On Saturday June 10, 2017, in conjunction with Works on Water's 26 days of art, theater, and excursions, UNY editors Nicki Pombier and Helen Georgas set off with seven intrepid explorers for a half-day residency at Coney Island Creek. As we walked along its banks, we delved into the Creek's unique history, learning about its past (site of landscape architect Calvert Vaux's death, its role as an important stop on "Rum Row" during Prohibition) and present (graveyard to abandoned ghost ships and a yellow submarine). Using a series of artistic prompts, participants were then invited to create their own work, in any genre, inspired by the Creek and our wanderings.

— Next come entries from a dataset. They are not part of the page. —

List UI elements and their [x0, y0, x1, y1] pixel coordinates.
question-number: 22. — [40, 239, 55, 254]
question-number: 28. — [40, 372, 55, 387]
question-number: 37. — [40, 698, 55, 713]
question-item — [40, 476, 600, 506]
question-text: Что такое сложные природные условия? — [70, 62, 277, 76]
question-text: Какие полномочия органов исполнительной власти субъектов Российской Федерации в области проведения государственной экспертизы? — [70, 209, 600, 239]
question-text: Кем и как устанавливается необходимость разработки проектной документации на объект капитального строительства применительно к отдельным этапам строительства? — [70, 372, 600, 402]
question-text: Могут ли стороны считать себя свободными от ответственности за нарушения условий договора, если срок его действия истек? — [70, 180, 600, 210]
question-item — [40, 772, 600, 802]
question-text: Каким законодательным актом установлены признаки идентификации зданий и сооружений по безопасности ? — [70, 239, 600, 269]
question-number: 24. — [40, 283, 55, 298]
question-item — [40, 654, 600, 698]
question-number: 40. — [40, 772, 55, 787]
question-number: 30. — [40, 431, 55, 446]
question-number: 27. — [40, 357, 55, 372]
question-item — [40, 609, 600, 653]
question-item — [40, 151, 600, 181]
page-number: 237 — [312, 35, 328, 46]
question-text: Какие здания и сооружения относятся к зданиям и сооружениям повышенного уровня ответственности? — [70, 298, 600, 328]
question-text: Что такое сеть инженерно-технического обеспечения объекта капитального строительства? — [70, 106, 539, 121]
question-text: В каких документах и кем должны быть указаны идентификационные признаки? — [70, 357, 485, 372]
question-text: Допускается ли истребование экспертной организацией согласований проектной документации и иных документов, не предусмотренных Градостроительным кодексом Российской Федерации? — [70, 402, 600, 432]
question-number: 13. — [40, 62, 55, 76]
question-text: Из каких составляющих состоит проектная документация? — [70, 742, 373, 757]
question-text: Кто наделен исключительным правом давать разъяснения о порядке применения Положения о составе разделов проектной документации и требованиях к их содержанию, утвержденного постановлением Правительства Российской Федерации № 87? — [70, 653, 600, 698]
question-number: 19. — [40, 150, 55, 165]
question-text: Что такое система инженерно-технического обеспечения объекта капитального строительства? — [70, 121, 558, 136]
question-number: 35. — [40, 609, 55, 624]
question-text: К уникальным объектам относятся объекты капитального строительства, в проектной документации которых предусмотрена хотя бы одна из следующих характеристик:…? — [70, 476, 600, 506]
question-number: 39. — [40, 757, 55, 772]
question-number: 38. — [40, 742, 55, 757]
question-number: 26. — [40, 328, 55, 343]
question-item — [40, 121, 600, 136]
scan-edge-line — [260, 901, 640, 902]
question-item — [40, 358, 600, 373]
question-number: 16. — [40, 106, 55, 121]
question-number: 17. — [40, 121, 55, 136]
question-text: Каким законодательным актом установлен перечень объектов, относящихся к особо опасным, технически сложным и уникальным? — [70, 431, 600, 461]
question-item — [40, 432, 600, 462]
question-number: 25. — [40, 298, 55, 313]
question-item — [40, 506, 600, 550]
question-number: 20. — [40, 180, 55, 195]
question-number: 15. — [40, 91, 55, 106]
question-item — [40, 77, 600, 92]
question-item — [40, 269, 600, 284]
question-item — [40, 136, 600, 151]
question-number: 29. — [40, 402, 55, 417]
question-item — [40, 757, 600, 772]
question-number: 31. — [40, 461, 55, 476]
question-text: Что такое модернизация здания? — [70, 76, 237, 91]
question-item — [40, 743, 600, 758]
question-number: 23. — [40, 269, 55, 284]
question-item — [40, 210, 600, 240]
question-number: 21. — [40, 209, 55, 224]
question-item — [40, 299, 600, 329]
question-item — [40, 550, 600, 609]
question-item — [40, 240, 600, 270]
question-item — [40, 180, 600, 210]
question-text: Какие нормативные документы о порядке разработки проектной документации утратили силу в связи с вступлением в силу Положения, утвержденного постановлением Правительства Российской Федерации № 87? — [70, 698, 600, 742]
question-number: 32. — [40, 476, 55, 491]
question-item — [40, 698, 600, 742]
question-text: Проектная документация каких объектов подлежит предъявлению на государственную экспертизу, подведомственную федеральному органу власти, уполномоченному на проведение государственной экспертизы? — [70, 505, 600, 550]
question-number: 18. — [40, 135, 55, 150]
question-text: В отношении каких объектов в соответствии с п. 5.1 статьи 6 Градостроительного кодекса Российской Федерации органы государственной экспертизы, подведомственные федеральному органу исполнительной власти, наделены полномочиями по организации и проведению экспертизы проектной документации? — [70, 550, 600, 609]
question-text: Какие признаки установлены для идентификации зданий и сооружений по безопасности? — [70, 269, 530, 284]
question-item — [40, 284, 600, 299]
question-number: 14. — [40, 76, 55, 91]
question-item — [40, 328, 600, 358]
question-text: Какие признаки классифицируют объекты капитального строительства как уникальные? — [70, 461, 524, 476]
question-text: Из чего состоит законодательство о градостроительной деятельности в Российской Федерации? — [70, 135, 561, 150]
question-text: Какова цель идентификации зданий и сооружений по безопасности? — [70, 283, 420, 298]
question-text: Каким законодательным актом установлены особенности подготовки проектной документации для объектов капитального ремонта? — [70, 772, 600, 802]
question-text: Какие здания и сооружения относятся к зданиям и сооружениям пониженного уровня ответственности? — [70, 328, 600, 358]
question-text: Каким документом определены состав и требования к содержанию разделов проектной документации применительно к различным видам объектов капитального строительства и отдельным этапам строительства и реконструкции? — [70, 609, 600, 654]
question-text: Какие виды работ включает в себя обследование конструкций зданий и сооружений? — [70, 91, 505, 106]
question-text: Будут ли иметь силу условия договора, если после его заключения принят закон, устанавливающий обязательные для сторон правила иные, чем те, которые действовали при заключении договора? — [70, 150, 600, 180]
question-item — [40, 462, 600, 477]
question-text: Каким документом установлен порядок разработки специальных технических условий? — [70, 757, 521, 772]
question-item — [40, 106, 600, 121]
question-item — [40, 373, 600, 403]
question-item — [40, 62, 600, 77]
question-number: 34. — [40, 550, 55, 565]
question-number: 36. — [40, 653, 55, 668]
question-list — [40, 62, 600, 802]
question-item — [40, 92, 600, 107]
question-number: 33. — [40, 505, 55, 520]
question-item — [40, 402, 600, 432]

Here are just a few of the amazing pieces that came out of the residency:
Caleb Wright used found objects (an Arizona iced tea bottle, a cigarette) to re-imagine the yellow submarine built by Jerry Bianco (Jerry, a Navy Yard worker, built the submarine in the 1960s along the shore of the Creek so that he could dive for sunken treasure off the Andrea Doria).
Anna Blair invented a story on the spot about the dinosaur who wanted to be a sea monster when we encountered this object washed ashore.
Nick Truesdale, inspired by the word "stevedore" (Big Bill Dwyer, a one-time rum-rummer and the original owner of the Brooklyn Dodgers, started out as one), collected field notes by writing down all the singular and specific maritime words he encountered, transforming them into a list poem.
Claire Fry used a historical article and the process of erasure to create an entirely new story that she then performed for the group.
A "clip" of the historical New York Times article Claire used as inspiration.
Huge thanks to all the participants who came out to UNY's inaugural artistic residency and to Works on Water for inviting us to participate in their month-long triennial devoted to work around the waterways.
We had such a fun day exploring and making!